A not-so-subtle or incisive look at how the snooty and urbane look down upon and exploit the less fortunate, the film is shot on grainy 16mm with a handheld camera and is as full of close-ups, dark or out-of-focus shots, and abrupt cuts as you might expect from an early effort. But it does have a soundtrack by The Rolling Stones and Dennis Gray.

THE HOLD UP is an earlier B&W short from 1972. In it Johnny, a long-haired new parent, is busy juggling domesticity and a lousy factory job when some buddies of his introduce him to the world of crime. There's been a round of layoffs at the factory, but while Johnny's been spared thanks to his position as son-in-law of "The Old Man" he's still offered a role in a stick up gig. Perhaps out of guilt, perhaps out of boredom Johnny joins the crew, and when the novice gang fumbles the gas station holdup the lot of them get popped. But the Old Man gets Johnny off, and his pals stay in prison and serve their time.

Poorly dubbed and shot in a style crossing student films with bad television commercials, THE HOLD UP really isn't much of a watch. The story, a rather tepid fable of class difference, is poor, and taken from a videotape original the quality of the film is none too great either. Still, this may be seen as an essential for true fans of Ferrara as an early entry into the director's passion for crime and desperation.
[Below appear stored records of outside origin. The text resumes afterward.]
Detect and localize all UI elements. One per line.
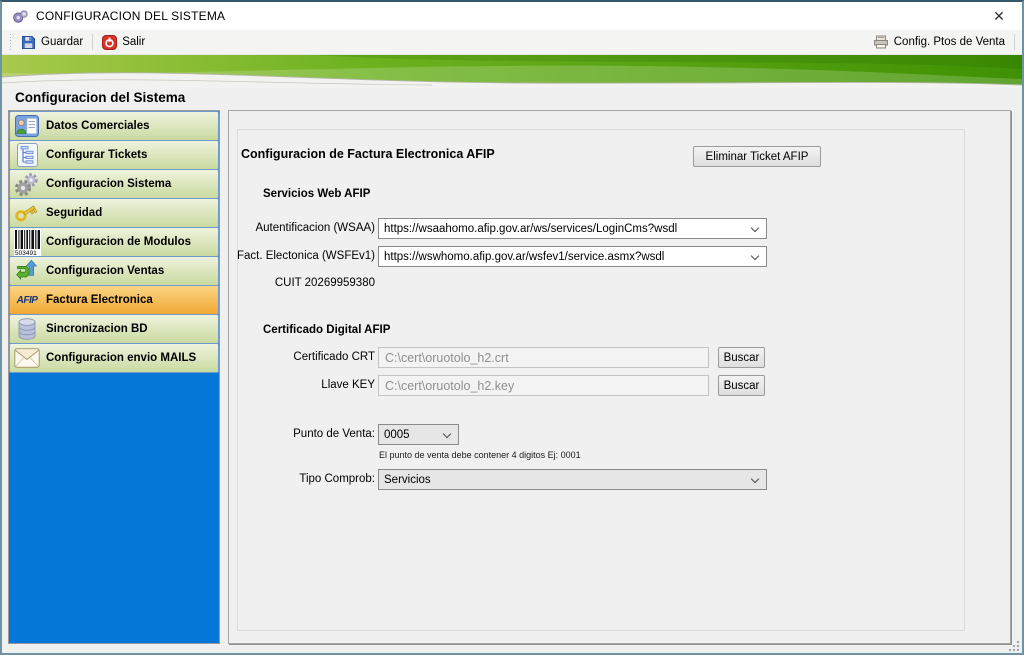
sidebar-item-factura-electronica[interactable]: AFIP Factura Electronica <box>9 285 219 315</box>
app-window: CONFIGURACION DEL SISTEMA ✕ Guardar Sali… <box>0 0 1024 655</box>
sync-arrows-icon <box>13 258 41 285</box>
main-panel: Configuracion de Factura Electronica AFI… <box>228 110 1011 644</box>
sidebar-item-label: Configuracion envio MAILS <box>46 352 196 364</box>
exit-button[interactable]: Salir <box>96 32 151 53</box>
tipo-comprob-combobox[interactable]: Servicios <box>378 469 767 490</box>
chevron-down-icon[interactable] <box>443 430 451 438</box>
sidebar-item-sincronizacion-bd[interactable]: Sincronizacion BD <box>9 314 219 344</box>
chevron-down-icon[interactable] <box>751 475 759 483</box>
cuit-label: CUIT 20269959380 <box>229 277 375 289</box>
gears-icon <box>13 171 41 198</box>
sidebar-item-seguridad[interactable]: Seguridad <box>9 198 219 228</box>
page-title: Configuracion del Sistema <box>2 90 1022 111</box>
afip-logo-icon: AFIP <box>13 287 41 314</box>
llave-key-label: Llave KEY <box>229 379 375 391</box>
sidebar-item-configuracion-modulos[interactable]: 503491 503491 Configuracion de Modulos <box>9 227 219 257</box>
sidebar-item-label: Configuracion Ventas <box>46 265 164 277</box>
wsfe-value: https://wswhomo.afip.gov.ar/wsfev1/servi… <box>384 251 664 263</box>
wsfe-combobox[interactable]: https://wswhomo.afip.gov.ar/wsfev1/servi… <box>378 246 767 267</box>
cash-register-icon <box>873 35 889 49</box>
chevron-down-icon[interactable] <box>751 252 759 260</box>
ticket-tree-icon <box>13 142 41 169</box>
sidebar-item-label: Datos Comerciales <box>46 120 150 132</box>
wsaa-label: Autentificacion (WSAA) <box>229 222 375 234</box>
chevron-down-icon[interactable] <box>751 224 759 232</box>
business-card-icon <box>13 113 41 140</box>
green-banner <box>2 55 1022 89</box>
sidebar-nav: Datos Comerciales Configurar Tickets <box>8 110 220 644</box>
sidebar-item-configuracion-ventas[interactable]: Configuracion Ventas <box>9 256 219 286</box>
sidebar-item-label: Configuracion Sistema <box>46 178 171 190</box>
toolbar-separator <box>1014 34 1015 50</box>
punto-venta-combobox[interactable]: 0005 <box>378 424 459 445</box>
sidebar-item-configuracion-mails[interactable]: Configuracion envio MAILS <box>9 343 219 373</box>
key-icon <box>13 200 41 227</box>
floppy-icon <box>21 35 36 50</box>
exit-label: Salir <box>122 36 145 48</box>
certificado-crt-label: Certificado CRT <box>229 351 375 363</box>
certificado-digital-header: Certificado Digital AFIP <box>263 324 390 336</box>
sidebar-item-label: Factura Electronica <box>46 294 153 306</box>
sidebar-item-configurar-tickets[interactable]: Configurar Tickets <box>9 140 219 170</box>
sidebar-item-label: Configurar Tickets <box>46 149 147 161</box>
toolbar-separator <box>92 34 93 50</box>
sidebar-item-label: Seguridad <box>46 207 102 219</box>
wsfe-label: Fact. Electonica (WSFEv1) <box>229 250 375 262</box>
tipo-comprob-value: Servicios <box>384 474 431 486</box>
main-section-title: Configuracion de Factura Electronica AFI… <box>241 147 495 161</box>
config-ptos-venta-label: Config. Ptos de Venta <box>894 36 1005 48</box>
window-title: CONFIGURACION DEL SISTEMA <box>36 9 225 23</box>
sidebar-item-label: Sincronizacion BD <box>46 323 148 335</box>
config-ptos-venta-button[interactable]: Config. Ptos de Venta <box>867 32 1011 52</box>
toolbar: Guardar Salir Config. Ptos de Venta <box>2 30 1022 55</box>
power-icon <box>102 35 117 50</box>
database-icon <box>13 316 41 343</box>
punto-venta-label: Punto de Venta: <box>229 428 375 440</box>
barcode-number: 503491 <box>15 250 37 256</box>
wsaa-value: https://wsaahomo.afip.gov.ar/ws/services… <box>384 223 677 235</box>
servicios-web-afip-header: Servicios Web AFIP <box>263 188 370 200</box>
eliminar-ticket-afip-button[interactable]: Eliminar Ticket AFIP <box>693 146 821 167</box>
resize-grip[interactable] <box>1008 640 1019 651</box>
llave-key-input[interactable] <box>378 375 709 396</box>
sidebar-item-configuracion-sistema[interactable]: Configuracion Sistema <box>9 169 219 199</box>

The earliest of Ferrara's films on record, NICKY'S FILM, is the director's 1973 "silent exercise in paranoia and surrealism." Apparent drug neuroses cause disassociation and nervousness for an aimless unidentified character during the winter season. Black and white, just over six minutes in length, this apparent student film doesn't have even a commentary track to help justify it.

All in all, a great cinematic experience. Do yourself a favor and pick it up.